Abstract

Software intensive Systems-of-Systems (SoS) are complex alliances of autonomous Constituent Systems (CSs) formed at a large scale to achieve a common objective. As such the CSs are operationally and managerially independent and geographically dispersed which generate emergent behaviors to achieve SoS missions through collective dynamics. Therefore, architectural modeling and analysis of a resulting SoS is pivotal to avoid stochastic architectural arrangements that can lead to undesired behaviors, systems outages, losses and non-conformance of core Quality Attributes (QAs) such as performance and reliability.
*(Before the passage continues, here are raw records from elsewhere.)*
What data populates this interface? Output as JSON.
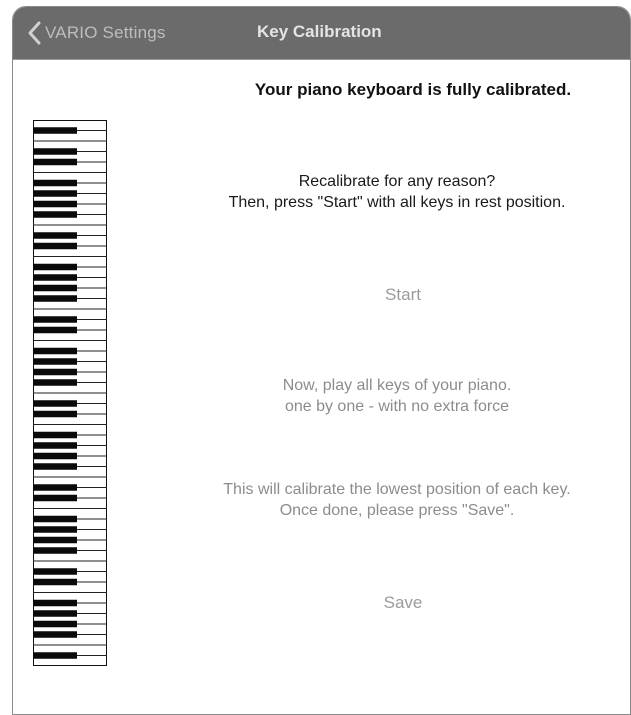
{
  "navbar": {
    "back_label": "VARIO Settings",
    "title": "Key Calibration"
  },
  "main": {
    "heading": "Your piano keyboard is fully calibrated.",
    "recalibrate_line1": "Recalibrate for any reason?",
    "recalibrate_line2": "Then, press \"Start\" with all keys in rest position.",
    "start_label": "Start",
    "play_line1": "Now, play all keys of your piano.",
    "play_line2": "one by one - with no extra force",
    "calibrate_line1": "This will calibrate the lowest position of each key.",
    "calibrate_line2": "Once done, please press \"Save\".",
    "save_label": "Save"
  },
  "keyboard": {
    "white_keys": 52,
    "black_key_pattern": [
      1,
      0,
      1,
      1,
      0,
      1,
      1,
      1
    ]
  },
  "colors": {
    "navbar": "#6b6b6b",
    "nav_title": "#e4e4e4",
    "back_label": "#bdbdbd",
    "disabled_text": "#9b9b9b"
  },
  "icons": {
    "back": "chevron-left-icon"
  }
}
In this research, we propose a formally founded approach for stochastic synthesis and automated verification of SoS architectural models to predict the impact of dynamic architectural changes on QAs at runtime. At first, we provide Hybrid Stochastic Formalism (HSF) based on Process Algebras (PAs) to model the stochastic SoS software architecture. At the architectural level, non-determinism is dealt with by treating HSF as Markov Decision Process (MDP). The SoS modeled with MDP is then verified against certain system properties using model checking through Probabilistic Computation Tree Logic (PCTL) operators. The effectiveness of our approach is evaluated through a fire monitoring and emergency response SoS to predict the impact of dynamic reconfiguration on QAs. The experimental results show that our method helps to assess different architectural configurations that support design choices to achieve missions without compromising quality.